Configure Statetrace in Docker-Compose
Now we will add Statetrace to our Docker-compose settings
Get your License
Go to https://www.statetrace.com/statetrace-core to get your free STATETRACE_LICENSE
key. No email or sign-up required.
Make a secret
Run the following command to generate a STATETRACE_SECRET_KEY
head -c 500 /dev/urandom | tr -dc 'a-zA-Z0-9' | fold -w 32 | head -n 1
Add to YAML
Taking our Statetrace License, our STATETRACE_INBOUND_CONFIG above and tie it all together with the rest of our docker compose file.
version: '3'
services:
postgres:
image: postgres
environment:
- POSTGRES_DB=postgres
- POSTGRES_USER=postgres
- POSTGRES_PASSWORD=postgres
command:
- "postgres"
- "-c"
- "wal_level=logical"
- "-c"
- "max_wal_senders=2"
- "-c"
- "max_replication_slots=2"
ports:
- "5432:5432"
es01:
image: docker.elastic.co/elasticsearch/elasticsearch:7.15.2
container_name: es01
environment:
- node.name=es01
- bootstrap.memory_lock=true
- "ES_JAVA_OPTS=-Xms512m -Xmx512m"
ulimits:
memlock:
soft: -1
hard: -1
volumes:
- data01:/usr/share/elasticsearch/data
ports:
- 9200:9200
networks:
- elastic
# The buffer database
statetrace_db:
image: postgres
environment:
- POSTGRES_DB=postgres
- POSTGRES_USER=postgres
- POSTGRES_PASSWORD=postgres
command:
- "postgres"
- "-p"
- "5433"
ports:
- "5433:5433"
statetrace:
image: statetraceofficial/statetrace-beta
environment:
STATETRACE_DATABASE_URL: postgres://postgres:postgres@statetrace_db:5433/postgres
STATETRACE_SECRET_KEY_BASE: "123456789123456789123456789123456789123456789123456789123456789123456789"
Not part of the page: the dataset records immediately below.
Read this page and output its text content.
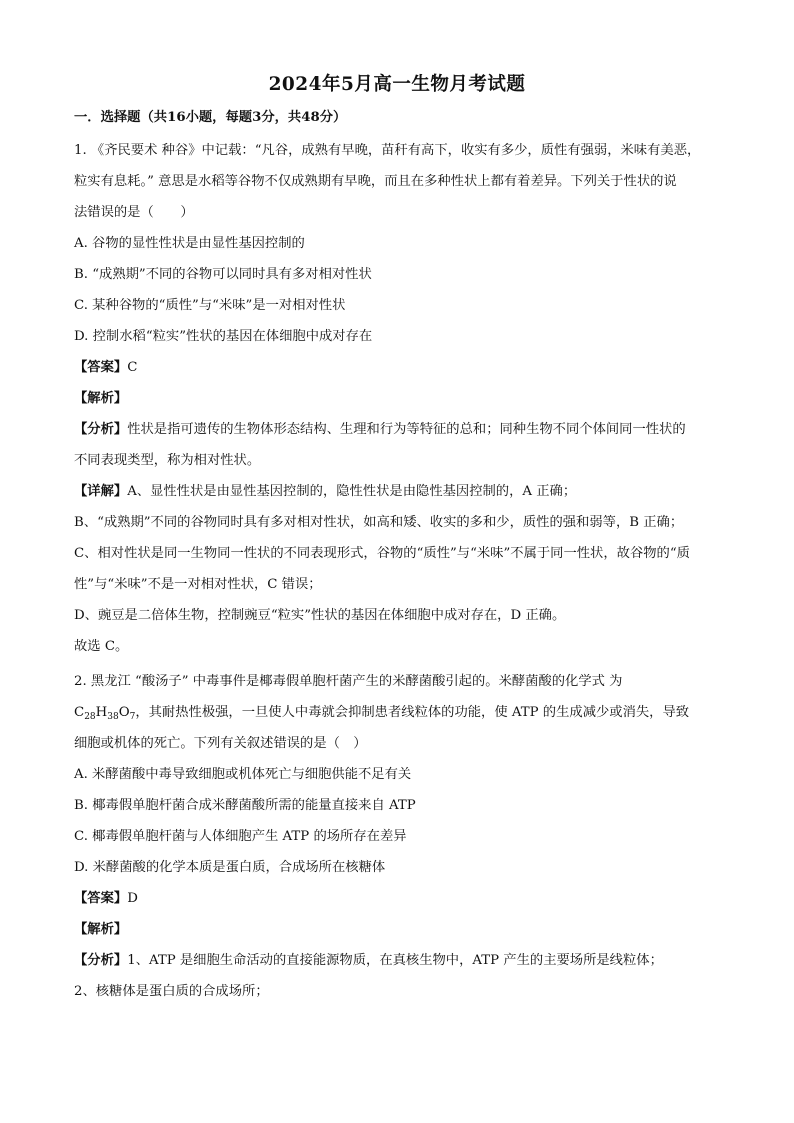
2024年5月高一生物月考试题
一．选择题（共16小题，每题3分，共48分）
1. 《齐民要术 种谷》中记载：“凡谷，成熟有早晚，苗秆有高下，收实有多少，质性有强弱，米味有美恶，
粒实有息耗。” 意思是水稻等谷物不仅成熟期有早晚，而且在多种性状上都有着差异。下列关于性状的说
法错误的是（　　）
A. 谷物的显性性状是由显性基因控制的
B. “成熟期”不同的谷物可以同时具有多对相对性状
C. 某种谷物的“质性”与“米味”是一对相对性状
D. 控制水稻“粒实”性状的基因在体细胞中成对存在
【答案】C
【解析】
【分析】性状是指可遗传的生物体形态结构、生理和行为等特征的总和；同种生物不同个体间同一性状的
不同表现类型，称为相对性状。
【详解】A、显性性状是由显性基因控制的，隐性性状是由隐性基因控制的，A 正确；
B、“成熟期”不同的谷物同时具有多对相对性状，如高和矮、收实的多和少，质性的强和弱等，B 正确；
C、相对性状是同一生物同一性状的不同表现形式，谷物的“质性”与“米味”不属于同一性状，故谷物的“质
性”与“米味”不是一对相对性状，C 错误；
D、豌豆是二倍体生物，控制豌豆“粒实”性状的基因在体细胞中成对存在，D 正确。
故选 C。
2. 黑龙江 “酸汤子” 中毒事件是椰毒假单胞杆菌产生的米酵菌酸引起的。米酵菌酸的化学式 为
$C_{28}H_{38}O_7$，其耐热性极强，一旦使人中毒就会抑制患者线粒体的功能，使 ATP 的生成减少或消失，导致
细胞或机体的死亡。下列有关叙述错误的是（　）
A. 米酵菌酸中毒导致细胞或机体死亡与细胞供能不足有关
B. 椰毒假单胞杆菌合成米酵菌酸所需的能量直接来自 ATP
C. 椰毒假单胞杆菌与人体细胞产生 ATP 的场所存在差异
D. 米酵菌酸的化学本质是蛋白质，合成场所在核糖体
【答案】D
【解析】
【分析】1、ATP 是细胞生命活动的直接能源物质，在真核生物中，ATP 产生的主要场所是线粒体；
2、核糖体是蛋白质的合成场所；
STATETRACE_LICENSE: "<statetrace_license>"
STATETRACE_INBOUND_CONFIG: |
inbounds:
- name: Postgres DB
database_type: postgres
username: postgres
password: postgres
database: postgres
host: localhost
publication: "statetrace"
slot: "statetrace"
port: 5432
log_new_attributes: true
outbounds:
- name: Webhook
handler: webhook
target_url: "http://es01:9200/logs-statetrace_dump/_bulk"
middleware: |
fn
%{relation_name: tn} when tn in ["my_special_table"] -> :ok
_ -> :skip
end
request_builder: |
fn rows ->
payload =
rows
|> Enum.flat_map(fn row ->
[
Jason.encode_to_iodata!(%{"create" => %{}}),
"\n",
Jason.encode_to_iodata!(Map.merge(%{"@timestamp" => row.row_timestamp}, row)),
"\n"
]
end)
%WebhookRequest{method: "POST", headers: [{"content-type", "application/json"}], payload: payload}
end
depends_on:
- statetrace_db
- postgres
- es01
Now all changes happening in the postgres database that match the middleware will be streamed into Elasticsearch under the logs-statetrace_dump
index.
Conclusion
Keeping Postgres synchronized with Elasticsearch doesn't need to be hard. We have shown that we can configure the standard webhooks found in Statetrace and use them to push data into the search engine without a lot of configuration.
You can expand on this method to customize the data that you choose to index.